Throughout the world we are in the midst of a digital transformation in which we are increasingly interconnected as more and more services are being delivered online. Despite the many benefits inherent in this interconnectivity, a digital divide exists in which individuals with disabilities and seniors are on the far side of the divide.
In our rush to adopt, implement, and use emerging technology, we all too often overlook individuals with disabilities and older adults. These two groups have a significant influence and economic impact in the world – that we ignore at our peril.
In the US
A household economic study issued by the U.S. Census Bureau (July 2012), Americans With Disabilities: 2010, states there are approximately 56.7 million people in the U.S. who have a disability. At 20% of the population, “individuals with disabilities hold a distinct position in the U.S. economy, both for their contributions to the marketplace and roles in government policies and programs. People with disabilities bring unique sets of skills to the workplace, enhancing the strength and diversity of the U.S. labor market. In addition, they make up a significant market of consumers, representing more than $200 billion in discretionary spending and spurring technological innovation and entrepreneurship.”

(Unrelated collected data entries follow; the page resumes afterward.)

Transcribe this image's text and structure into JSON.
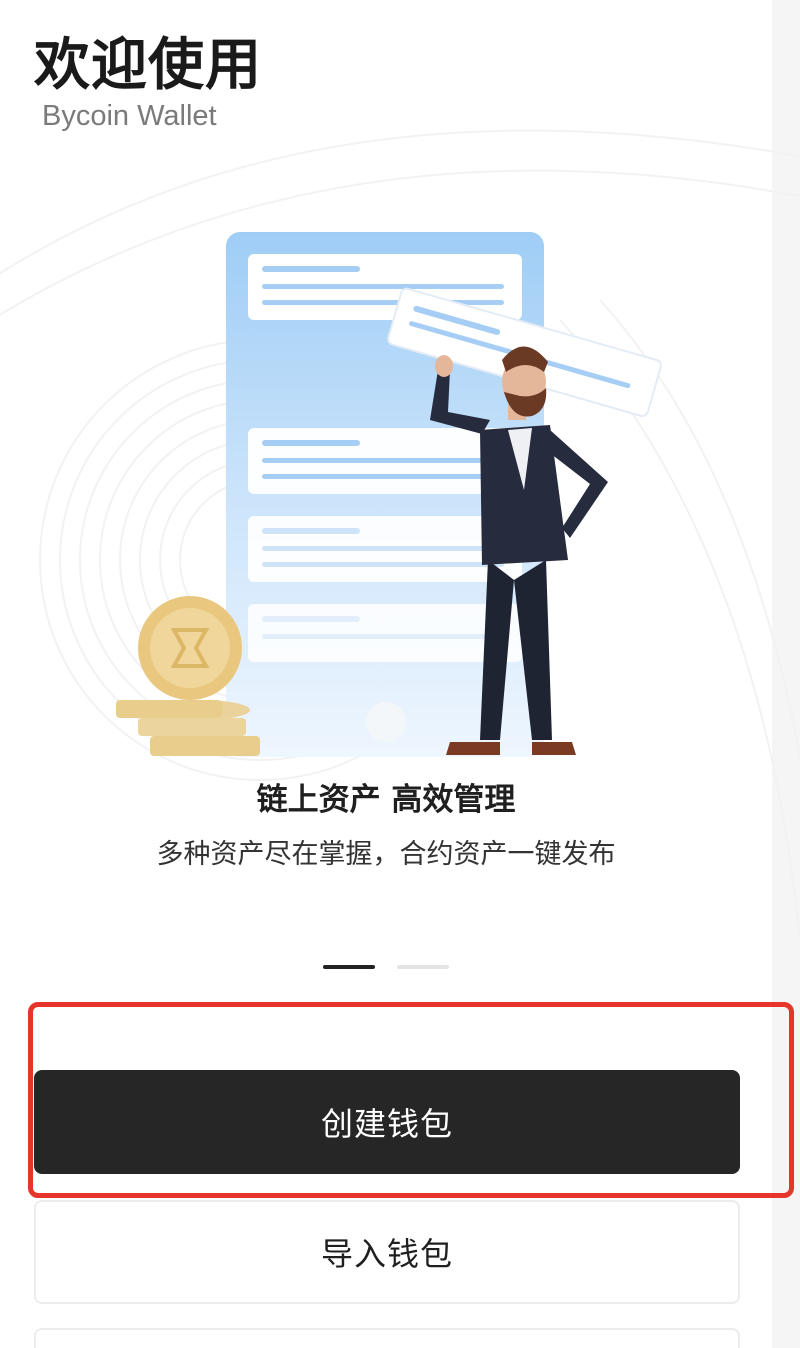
{
  "header": {
    "title": "欢迎使用",
    "subtitle": "Bycoin Wallet"
  },
  "slide": {
    "title": "链上资产 高效管理",
    "description": "多种资产尽在掌握，合约资产一键发布",
    "illustration": "phone-businessman-coins-illustration"
  },
  "pager": {
    "total": 2,
    "active_index": 0
  },
  "actions": {
    "create_label": "创建钱包",
    "import_label": "导入钱包"
  },
  "colors": {
    "primary_button": "#262626",
    "highlight_border": "#e8352b",
    "phone_blue": "#a9d1f7",
    "coin_gold": "#e9c77e"
  }
}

Rob Sinclair, chief accessibility officer at Microsoft writes in “Improving Access Can Close Digital Divide,” “technology innovations . . .are just one side of the coin. We also need policy frameworks in place that put forward accessibility rules pointing to global accessibility standards and implements programmes to remove economic and social barriers that prevent people with disabilities from participating in all aspects of life. . . . As we all move forward to an increasingly interconnected future, where technology plays an ever more important role in everyone’s daily lives, it is vital that we do not let individuals with disabilities or age-related impairments get left behind.”
Excuses persist for the lack of routine accessibility in information and communications technology. If the usual arguments for accessibility–including the well-documented contributions to society by individuals with disabilities–are not enough, then consider this:
You — Yes, YOU
As we age, our chances of having some kind of disability rises significantly – to 50% and more. So when you’re considering whether accessibility is important, keep in mind that it could be YOU you are ensuring accessibility for. If it isn’t you, it will be someone you know, and possibly someone you love. Not only is the population of older people growing, but as people get older their rate of disabilities increase as well.
Karl Groves, a consultant with Simply Accessible, discusses accessibility from the business perspective of growing older in “Yes, actually it may be you one day,” Groves points out that “28% of the WCAG Success Criterion are mapped to benefits for Senior users. Baby Boomers account for 47% of US families and have over $2,000,000,000 in buying power.”
Sometimes it seems to me that business and industry are in denial.